Self-driving truck startup TuSimple (now CreateAI) sent a trove of sensitive data – effectively the blueprint of an American-made autonomous vehicle system – to a Beijing-owned firm after committing to the U.S. government that it would cease such transfers under a national security agreement, according to The Wall Street Journal.
The transfers to Chinese truck manufacturer Foton happened around February 2022, just a week after TuSimple signed the agreement in which U.S. regulators ordered the company to separate its business and technology from China-based employees and partners with firewalls and governance controls. The data sharing continued up until TuSimple’s deadline to comply with the agreement six months later, according to hundreds of pages of correspondence that the Journal viewed.
A subsequent investigation with the Committee on Foreign Investment in the U.S. (CFIUS) found the data sharing didn’t technically violate the agreement, though TuSimple was fined for other infractions and paid a $6 million settlement without admitting fault, per the Journal.
TechCrunch was unable to reach TuSimple, now CreateAI, for comment.
Still, the saga of TuSimple’s data transfers to China exposes the limits of U.S. safeguards meant to balance foreign investment with national security. And it’s not just data that TuSimple has been trying to get across the border.
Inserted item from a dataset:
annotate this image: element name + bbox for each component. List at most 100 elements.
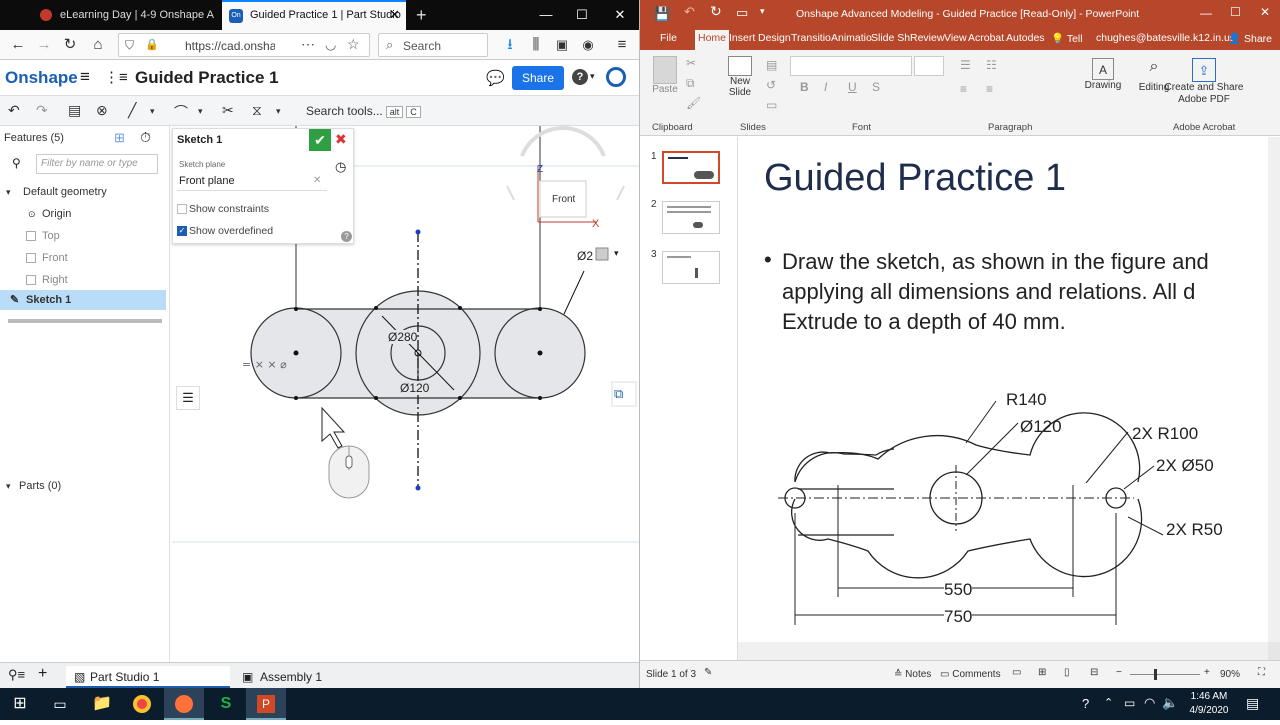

This latest revelation comes eight months after TechCrunch reported that some of TuSimple’s shareholders were trying to block the company from transferring its U.S. funds – roughly $450 million at the time – to the company’s Chinese subsidiary to fund a pivot to AI animation and content generation. That drama is still unfolding as one of TuSimple co-founders, Xiaodi Hou, fights in court for control over his voting shares so he can push for liquidation of the company. In December 2024, TuSimple officially rebranded to CreateAI.
The company has been embroiled in controversy since going public via IPO in 2021. TuSimple started as a China-backed startup founded in 2015 by Hou and Lu Chen, an entrepreneur with ties to Sina Corp. It quickly became an autonomous vehicle industry favorite, managing to raise around $2 billion from a mixture of Chinese and U.S.-based heavy hitters, and was one of the first in the U.S. to successfully complete a fully driverless run on public highways.
TuSimple’s plans took a turn for the worse amid internal struggles and federal investigations into the company’s ties with China, leading to its decision to exit U.S. operations and voluntarily delisting from the stock market in January 2024. The goal was to restart self-driving operations in China, but both the CFIUS agreement and other court orders that barred the company from transferring assets – financial or otherwise – to China made it next to impossible to restart operations there, the company has told TechCrunch.
The Journal’s reporting sheds light on a previously reported controversy regarding Hydron, a Chinese hydrogen trucking startup founded by Chen, which shared an office with TuSimple China. The overlap between Hydron and TuSimple was the subject of the 2022 CFIUS probe, during which TuSimple revealed that its employees spent paid hours working for Hydron in 2021 and shared confidential information with the company.
According to documents the Journal viewed, TuSimple negotiated a deal in 2021 between Hydron and Foton to develop autonomous trucks. Foton, a subsidiary of state-owned BAIC Group, has an agreement with a Chinese military university to work on AV tech.
Through a combination of emails, Slack messages, and video calls, TuSimple sent partners technical instructions for server dimensions, brake designs, sensors, steering, power supply, and chips, per the Journal. Employees also routinely downloaded autonomy source code developed by their American counterparts.
As geopolitical tensions and competition with China rise, TuSimple’s ties are serving as a cautionary tale for Washington that has helped drive a shift in U.S. policy, prompting stricter rules on Chinese-linked tech deals and fueling a broader push to block high-risk transactions outright.